Si nous ne connaissons pas exactement les menaces, comment voulez-vous que la police et la gendarmerie, aidées par l’Anssi notamment, puissent documenter du mieux possible ce risque ?

Aujourd’hui, la zone d’ombre autour des rançons qui sont payées – puisque les assurances sont autorisées – sans que nous en ayons connaissance est énorme. Je vous rejoins sur un point : ce faisant, on achète la paix locale sans se soucier de l’intérêt général.

En outre, comment réagirait la PME de votre territoire si, demain, nous interdisions les assurances – car j’y ai réfléchi, monsieur le sénateur – qui seraient autorisées partout en Europe ? Elle souscrira une assurance à l’étranger, et nous aurons alors perdu sur les deux tableaux : d’une part, les plaintes ne seront pas déposées et nous ne connaîtrons pas mieux notre adversaire – qui est nouveau et que nous sommes en train de le découvrir – ; d’autre part, les entreprises continueront tout de même à garantir leur risque.

Je ne suis pas tout à fait certain, d’ailleurs, que le Conseil constitutionnel nous autoriserait à interdire la couverture d’un risque que courent les acteurs économiques et institutionnels.
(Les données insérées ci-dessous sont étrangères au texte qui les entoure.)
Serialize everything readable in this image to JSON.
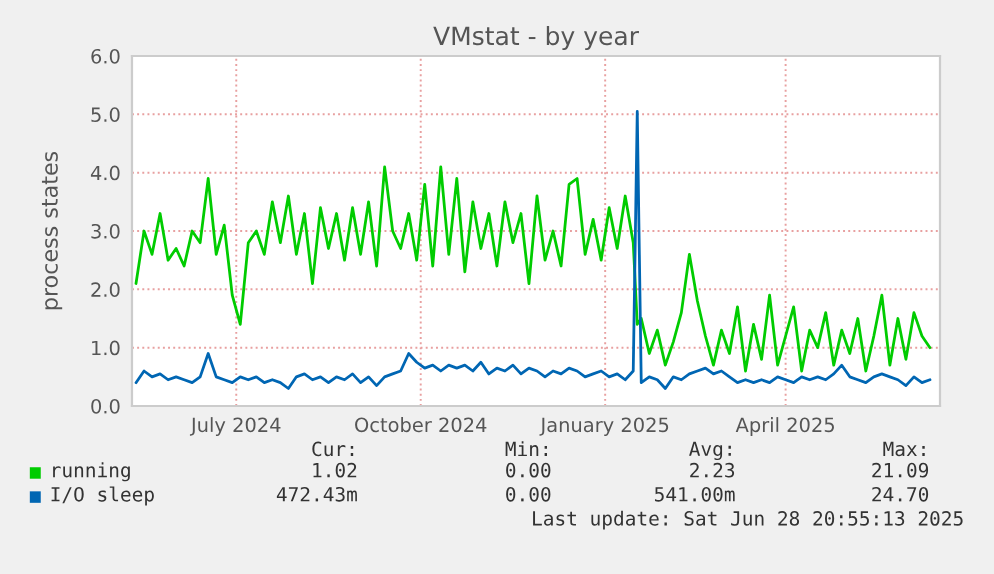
{
  "chart_data": {
    "type": "line",
    "title": "VMstat - by year",
    "ylabel": "process states",
    "x": [
      "2024-05-27",
      "2024-05-31",
      "2024-06-04",
      "2024-06-08",
      "2024-06-12",
      "2024-06-16",
      "2024-06-20",
      "2024-06-24",
      "2024-06-28",
      "2024-07-02",
      "2024-07-06",
      "2024-07-10",
      "2024-07-14",
      "2024-07-18",
      "2024-07-22",
      "2024-07-26",
      "2024-07-30",
      "2024-08-03",
      "2024-08-07",
      "2024-08-11",
      "2024-08-15",
      "2024-08-19",
      "2024-08-23",
      "2024-08-27",
      "2024-08-31",
      "2024-09-04",
      "2024-09-08",
      "2024-09-12",
      "2024-09-16",
      "2024-09-20",
      "2024-09-24",
      "2024-09-28",
      "2024-10-02",
      "2024-10-06",
      "2024-10-10",
      "2024-10-14",
      "2024-10-18",
      "2024-10-22",
      "2024-10-26",
      "2024-10-30",
      "2024-11-03",
      "2024-11-07",
      "2024-11-11",
      "2024-11-15",
      "2024-11-19",
      "2024-11-23",
      "2024-11-27",
      "2024-12-01",
      "2024-12-05",
      "2024-12-09",
      "2024-12-13",
      "2024-12-17",
      "2024-12-21",
      "2024-12-25",
      "2024-12-29",
      "2025-01-02",
      "2025-01-06",
      "2025-01-10",
      "2025-01-14",
      "2025-01-18",
      "2025-01-22",
      "2025-01-26",
      "2025-01-30",
      "2025-02-01",
      "2025-02-03",
      "2025-02-07",
      "2025-02-11",
      "2025-02-15",
      "2025-02-19",
      "2025-02-23",
      "2025-02-27",
      "2025-03-03",
      "2025-03-07",
      "2025-03-11",
      "2025-03-15",
      "2025-03-19",
      "2025-03-23",
      "2025-03-27",
      "2025-03-31",
      "2025-04-04",
      "2025-04-08",
      "2025-04-12",
      "2025-04-16",
      "2025-04-20",
      "2025-04-24",
      "2025-04-28",
      "2025-05-02",
      "2025-05-06",
      "2025-05-10",
      "2025-05-14",
      "2025-05-18",
      "2025-05-22",
      "2025-05-26",
      "2025-05-30",
      "2025-06-03",
      "2025-06-07",
      "2025-06-11",
      "2025-06-15",
      "2025-06-19",
      "2025-06-23",
      "2025-06-27"
    ],
    "series": [
      {
        "name": "running",
        "color": "#00cc00",
        "values": [
          2.1,
          3.0,
          2.6,
          3.3,
          2.5,
          2.7,
          2.4,
          3.0,
          2.8,
          3.9,
          2.6,
          3.1,
          1.9,
          1.4,
          2.8,
          3.0,
          2.6,
          3.5,
          2.8,
          3.6,
          2.6,
          3.3,
          2.1,
          3.4,
          2.7,
          3.3,
          2.5,
          3.4,
          2.6,
          3.5,
          2.4,
          4.1,
          3.0,
          2.7,
          3.3,
          2.5,
          3.8,
          2.4,
          4.1,
          2.6,
          3.9,
          2.3,
          3.5,
          2.7,
          3.3,
          2.4,
          3.5,
          2.8,
          3.3,
          2.1,
          3.6,
          2.5,
          3.0,
          2.4,
          3.8,
          3.9,
          2.6,
          3.2,
          2.5,
          3.4,
          2.7,
          3.6,
          2.8,
          1.4,
          1.5,
          0.9,
          1.3,
          0.7,
          1.1,
          1.6,
          2.6,
          1.8,
          1.2,
          0.7,
          1.3,
          0.9,
          1.7,
          0.6,
          1.4,
          0.8,
          1.9,
          0.7,
          1.2,
          1.7,
          0.6,
          1.3,
          1.0,
          1.6,
          0.7,
          1.3,
          0.9,
          1.5,
          0.6,
          1.2,
          1.9,
          0.7,
          1.5,
          0.8,
          1.6,
          1.2,
          1.0
        ]
      },
      {
        "name": "I/O sleep",
        "color": "#0066b3",
        "values": [
          0.4,
          0.6,
          0.5,
          0.55,
          0.45,
          0.5,
          0.45,
          0.4,
          0.5,
          0.9,
          0.5,
          0.45,
          0.4,
          0.5,
          0.45,
          0.5,
          0.4,
          0.45,
          0.4,
          0.3,
          0.5,
          0.55,
          0.45,
          0.5,
          0.4,
          0.5,
          0.45,
          0.55,
          0.4,
          0.5,
          0.35,
          0.5,
          0.55,
          0.6,
          0.9,
          0.75,
          0.65,
          0.7,
          0.6,
          0.7,
          0.65,
          0.7,
          0.6,
          0.75,
          0.55,
          0.65,
          0.6,
          0.7,
          0.55,
          0.65,
          0.6,
          0.5,
          0.6,
          0.55,
          0.65,
          0.6,
          0.5,
          0.55,
          0.6,
          0.5,
          0.55,
          0.45,
          0.6,
          5.05,
          0.4,
          0.5,
          0.45,
          0.3,
          0.5,
          0.45,
          0.55,
          0.6,
          0.65,
          0.55,
          0.6,
          0.5,
          0.4,
          0.45,
          0.4,
          0.45,
          0.4,
          0.5,
          0.45,
          0.4,
          0.5,
          0.45,
          0.5,
          0.45,
          0.55,
          0.7,
          0.5,
          0.45,
          0.4,
          0.5,
          0.55,
          0.5,
          0.45,
          0.35,
          0.5,
          0.4,
          0.45
        ]
      }
    ],
    "xlim": [
      "2024-05-25",
      "2025-07-02"
    ],
    "xticks": [
      {
        "value": "2024-07-16",
        "label": "July 2024"
      },
      {
        "value": "2024-10-16",
        "label": "October 2024"
      },
      {
        "value": "2025-01-16",
        "label": "January 2025"
      },
      {
        "value": "2025-04-16",
        "label": "April 2025"
      }
    ],
    "ylim": [
      0,
      6
    ],
    "yticks": [
      {
        "value": 0,
        "label": "0.0"
      },
      {
        "value": 1,
        "label": "1.0"
      },
      {
        "value": 2,
        "label": "2.0"
      },
      {
        "value": 3,
        "label": "3.0"
      },
      {
        "value": 4,
        "label": "4.0"
      },
      {
        "value": 5,
        "label": "5.0"
      },
      {
        "value": 6,
        "label": "6.0"
      }
    ],
    "grid": true,
    "legend": "bottom",
    "annotations": [
      "Cur:",
      "Min:",
      "Avg:",
      "Max:",
      "1.02",
      "0.00",
      "2.23",
      "21.09",
      "472.43m",
      "0.00",
      "541.00m",
      "24.70",
      "Last update: Sat Jun 28 20:55:13 2025"
    ]
  }
}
La meilleure solution que nous ayons trouvée à ce stade est non pas de changer de doctrine, mais d’expliquer qu’il ne faut pas payer de rançon. Nous constatons que des assurances spécifiques existent et que, pour des raisons à la fois d’opportunité et de droit, il ne nous est pas possible, à notre connaissance, de les interdire. Nous souhaitons donc que le dépôt d’une plainte soit un préalable à l’indemnisation, afin que nous puissions mieux connaître et poursuivre systématiquement les auteurs des crimes cyber.

La question est très complexe. Nous découvrons le continent des cyberattaques, et nous n’en sommes qu’au début. Le législateur que vous êtes aura sans doute à légiférer sur d’autres textes en la matière : au fur et à mesure, nous apporterons des réponses aux nouvelles menaces que nous découvrirons, mais je reste persuadé que les amendements de suppression de l’article 4 sont la pire des solutions dans la situation actuelle.

Le Gouvernement propose-t-il la meilleure des réponses dans le meilleur des mondes ? Sans doute que non, mais c’est la moins mauvaise des solutions.